1. Les musiques dites « celtiques » (de Bretagne, Irlande, Écosse, Galice…) sont très différentes les unes des autres, tant du point de vue musicologique que de la pratique.
2. Barzaz Breiz, Vicomte Hersart de la Villemarqué, Librairie Académique Perrin, Paris.
3. Les œuvres de P. Ladmirault sont éditées par Les Amis de Paul Ladmirault, 4, rue de Bréa, 44000 Nantes.
4. Sur cette période, lire « Le Cheval d’orgueil » de Pierre-Jakez Helias.
5. Sing. : bagad. Les bagadoù s’affrontent une fois l’an au sein d’un concours à Lorient. On en rencontre aussi en dehors de la Bretagne (Lille, Bordeaux…). Les plus réputés sont ceux de Quimper et d’Auray.
6. Bécassine, personnage honni des Bretons, en est l’illustration.
7. Fêtes de nuit. Les paysans avaient coutume de se réunir à la fin des travaux. Le fest noz est une continuité de cette tradition, un peu plus urbaine, et dépouillée de sa relation au travail.
8. Chant contre-chant.
9. Une longévité dont ne se venteront jamais les groupes parvenus trop rapidement au succès.
10. La France est un des derniers États européens à ne pas avoir ratifié la Charte européenne des langues et cultures régionales.

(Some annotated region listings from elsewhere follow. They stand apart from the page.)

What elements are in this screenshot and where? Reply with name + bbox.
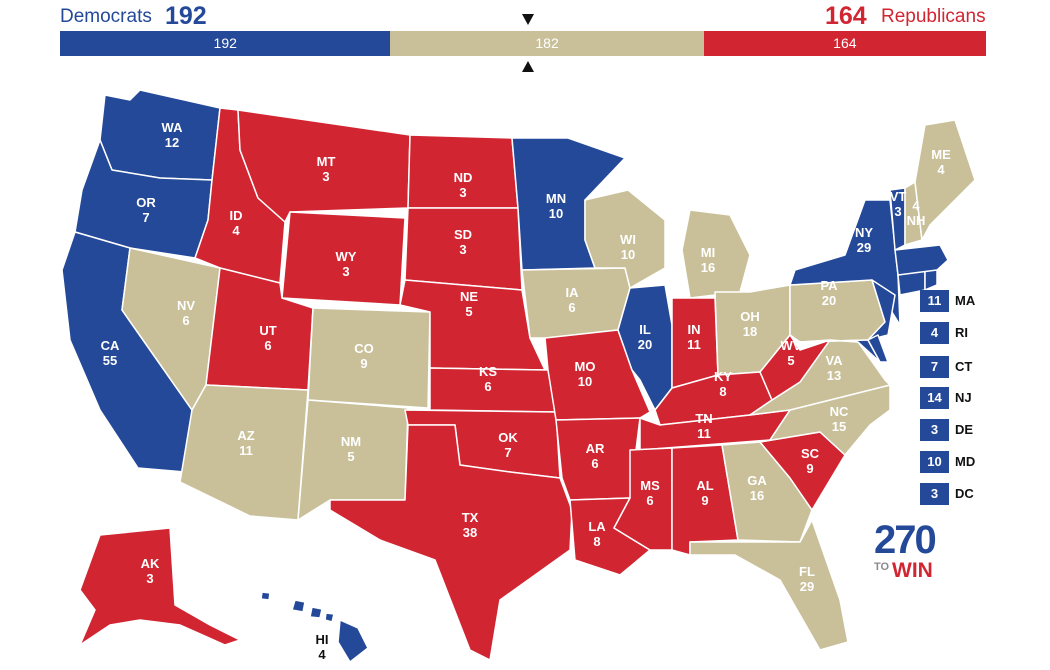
label-MN: MN 10 bbox=[546, 191, 566, 221]
small-state-label-MD: MD bbox=[955, 454, 976, 469]
label-PA: PA 20 bbox=[820, 278, 838, 308]
label-SD: SD 3 bbox=[454, 227, 472, 257]
bar-segment-tossup[interactable]: 182 bbox=[390, 31, 704, 56]
label-WY: WY 3 bbox=[336, 249, 357, 279]
state-DE[interactable] bbox=[867, 334, 889, 363]
small-state-box-MA[interactable]: 11 bbox=[920, 290, 949, 312]
small-state-label-MA: MA bbox=[955, 293, 976, 308]
label-OR: OR 7 bbox=[136, 195, 156, 225]
label-IA: IA 6 bbox=[566, 285, 580, 315]
republicans-total: 164 bbox=[825, 2, 867, 30]
label-NY: NY 29 bbox=[855, 225, 873, 255]
small-state-label-DE: DE bbox=[955, 422, 974, 437]
label-WA: WA 12 bbox=[162, 120, 184, 150]
label-WI: WI 10 bbox=[620, 232, 636, 262]
republicans-label: Republicans bbox=[881, 6, 986, 27]
label-TX: TX 38 bbox=[462, 510, 479, 540]
label-MT: MT 3 bbox=[317, 154, 336, 184]
state-MA[interactable] bbox=[894, 244, 949, 276]
state-MD[interactable] bbox=[799, 339, 881, 363]
label-IL: IL 20 bbox=[638, 322, 652, 352]
small-state-label-CT: CT bbox=[955, 359, 973, 374]
logo-win: WIN bbox=[892, 559, 933, 582]
state-FL[interactable] bbox=[689, 519, 849, 651]
small-state-box-DC[interactable]: 3 bbox=[920, 483, 949, 505]
state-HI-main[interactable] bbox=[337, 619, 369, 663]
label-IN: IN 11 bbox=[687, 322, 701, 352]
label-CA: CA 55 bbox=[101, 338, 120, 368]
state-MI[interactable] bbox=[681, 209, 751, 299]
label-NE: NE 5 bbox=[460, 289, 478, 319]
small-state-box-RI[interactable]: 4 bbox=[920, 322, 949, 344]
small-state-box-NJ[interactable]: 14 bbox=[920, 387, 949, 409]
small-state-box-CT[interactable]: 7 bbox=[920, 356, 949, 378]
electoral-vote-bar: 192 182 164 bbox=[60, 31, 986, 56]
label-KY: KY 8 bbox=[714, 369, 732, 399]
small-state-label-DC: DC bbox=[955, 486, 974, 501]
small-state-box-MD[interactable]: 10 bbox=[920, 451, 949, 473]
democrats-label: Democrats bbox=[60, 6, 152, 27]
label-AK: AK 3 bbox=[141, 556, 160, 586]
logo-to: TO bbox=[874, 561, 890, 573]
small-state-label-NJ: NJ bbox=[955, 390, 972, 405]
270-marker-down-icon bbox=[522, 14, 534, 25]
label-GA: GA 16 bbox=[747, 473, 767, 503]
270towin-logo[interactable]: 270 TO WIN bbox=[874, 518, 946, 582]
label-MS: MS 6 bbox=[640, 478, 660, 508]
label-VT: VT 3 bbox=[890, 189, 907, 219]
state-HI-isle-2[interactable] bbox=[309, 606, 323, 619]
label-TN: TN 11 bbox=[695, 411, 712, 441]
state-CO[interactable] bbox=[307, 307, 431, 409]
label-WV: WV 5 bbox=[781, 338, 802, 368]
label-FL: FL 29 bbox=[799, 564, 815, 594]
label-LA: LA 8 bbox=[588, 519, 606, 549]
state-HI-isle-3[interactable] bbox=[324, 612, 335, 623]
electoral-header: Democrats 192 164 Republicans 192 182 16… bbox=[0, 0, 1050, 80]
small-state-label-RI: RI bbox=[955, 325, 968, 340]
label-UT: UT 6 bbox=[259, 323, 276, 353]
label-SC: SC 9 bbox=[801, 446, 820, 476]
us-electoral-map: WA 12 OR 7 CA 55 NV 6 ID 4 MT 3 WY 3 UT 6 AZ 11 C… bbox=[61, 89, 976, 663]
label-MO: MO 10 bbox=[575, 359, 596, 389]
label-HI: HI 4 bbox=[316, 632, 329, 662]
label-AR: AR 6 bbox=[586, 441, 605, 471]
label-NC: NC 15 bbox=[830, 404, 849, 434]
label-ID: ID 4 bbox=[230, 208, 243, 238]
label-KS: KS 6 bbox=[479, 364, 497, 394]
label-OK: OK 7 bbox=[498, 430, 518, 460]
label-OH: OH 18 bbox=[740, 309, 760, 339]
label-AL: AL 9 bbox=[696, 478, 713, 508]
state-ME[interactable] bbox=[914, 119, 976, 241]
bar-segment-republicans[interactable]: 164 bbox=[703, 31, 986, 56]
democrats-total: 192 bbox=[165, 2, 207, 30]
270-marker-up-icon bbox=[522, 61, 534, 72]
state-AK[interactable] bbox=[79, 527, 241, 646]
label-VA: VA 13 bbox=[825, 353, 843, 383]
state-HI-isle-4[interactable] bbox=[260, 591, 271, 601]
state-IA[interactable] bbox=[521, 267, 631, 339]
small-state-box-DE[interactable]: 3 bbox=[920, 419, 949, 441]
label-AZ: AZ 11 bbox=[237, 428, 254, 458]
state-labels: WA 12 OR 7 CA 55 NV 6 ID 4 MT 3 WY 3 UT 6 AZ 11 C… bbox=[101, 120, 951, 662]
label-MI: MI 16 bbox=[701, 245, 715, 275]
bar-segment-democrats[interactable]: 192 bbox=[60, 31, 391, 56]
state-RI[interactable] bbox=[924, 269, 938, 291]
state-TX[interactable] bbox=[329, 424, 573, 661]
state-HI-isle-1[interactable] bbox=[291, 599, 306, 613]
logo-number: 270 bbox=[874, 518, 937, 562]
label-ND: ND 3 bbox=[454, 170, 473, 200]
label-ME: ME 4 bbox=[931, 147, 951, 177]
label-NV: NV 6 bbox=[177, 298, 195, 328]
state-WA[interactable] bbox=[99, 89, 221, 181]
label-NM: NM 5 bbox=[341, 434, 361, 464]
label-CO: CO 9 bbox=[354, 341, 374, 371]
label-NH: 4 NH bbox=[907, 198, 926, 228]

11. C’est au contraire la méconnaissance de sa propre identité, et la frustration identitaire qui conduisent au rejet de l’autre. L’idée d’identité collective, entre l’individu et l’État est une notion inexistante en France. De même, la zone de perméabilité entre la sphère publique et la sphère privée (espace de confrontation entre les sensibilités, les expériences, les cultures…) est très réduite. C’est donc entre une acceptation sans conditions de toutes les différences (qui peut mener à son éclatement) et la négation de celles-ci (qui la conduit à la sclérose) que la France doit se trouver pour évoluer.
12. Ceci ne dédouane pas pour autant une partie de la population d’un penchant intolérant.
13. On aime aussi à répéter en Bretagne, à tort ou à raison, que la bombarde et la cornemuse sont deux instruments d’origine arabe.